Desde hoy, 2 de enero, España es un país libre de humos. Nunca es tarde si la dicha es buena, pero en este caso debería haberse hecho desde el principio, desde 2005, cuando comenzaba a elaborarse el borrador de la Ley Antitabaco.
En ese primer momento, quizá pensando en el futuro boicot que hosteleros y clientes harían, se dejó demasiado espacio para la decisión. Debería haberse cortado de raíz ya desde aquel año; es decir, prohibido fumar en todo lugar público. Y es que esa Ley era ambigua y dejaba mucho margen para la picaresca. Ahora no. Ahora no se puede fumar. Y punto. Lo cual se agradece.
Tan solo hay once millones de fumadores en España, frente a los treinta y cinco millones que no lo somos. ¿Por qué esa gran mayoría teníamos que respirar el aire embrutecido que expulsaban otros? No tenía sentido.
Esta mañana, primer día de la temida Ley Antitabaco, las cafeterías estaban llenas. Quien quería fumar, salía a la calle. Los hosteleros encantados, la clientela no fumadora agradecida.

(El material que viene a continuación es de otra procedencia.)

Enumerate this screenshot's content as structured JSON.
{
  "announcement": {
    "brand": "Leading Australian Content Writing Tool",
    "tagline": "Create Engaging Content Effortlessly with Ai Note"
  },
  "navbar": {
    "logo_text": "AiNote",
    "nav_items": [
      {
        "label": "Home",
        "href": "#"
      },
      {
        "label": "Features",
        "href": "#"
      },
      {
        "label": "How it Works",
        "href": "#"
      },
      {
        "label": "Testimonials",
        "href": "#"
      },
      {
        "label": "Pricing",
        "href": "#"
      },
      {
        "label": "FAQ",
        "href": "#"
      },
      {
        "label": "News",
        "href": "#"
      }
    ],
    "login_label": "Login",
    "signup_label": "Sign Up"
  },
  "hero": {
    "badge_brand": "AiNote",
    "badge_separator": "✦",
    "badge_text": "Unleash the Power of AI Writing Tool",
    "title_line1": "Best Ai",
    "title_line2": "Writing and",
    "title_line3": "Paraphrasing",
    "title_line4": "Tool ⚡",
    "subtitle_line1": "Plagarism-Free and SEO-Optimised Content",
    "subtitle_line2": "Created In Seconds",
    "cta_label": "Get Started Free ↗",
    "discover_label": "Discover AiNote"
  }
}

Suelo desayunar los domingos en una conocida cafetería-pastelería de mi Novelda natal, hoy también a rebosar. Desde la barra, hojeando el suplemento del Diario Información, degusto un buen café y alguna pasta o dulce. Hoy, por primera vez en mucho tiempo, el hombre que pasaba las páginas del periódico deportivo fumándose un puro y embadurnando el aroma a pastel y chocolate, me ha concedido el honor de respirar sin problemas el olor amargo del café caliente.
Hoy, aunque el desayuno era el mismo, me ha sabido a gloria.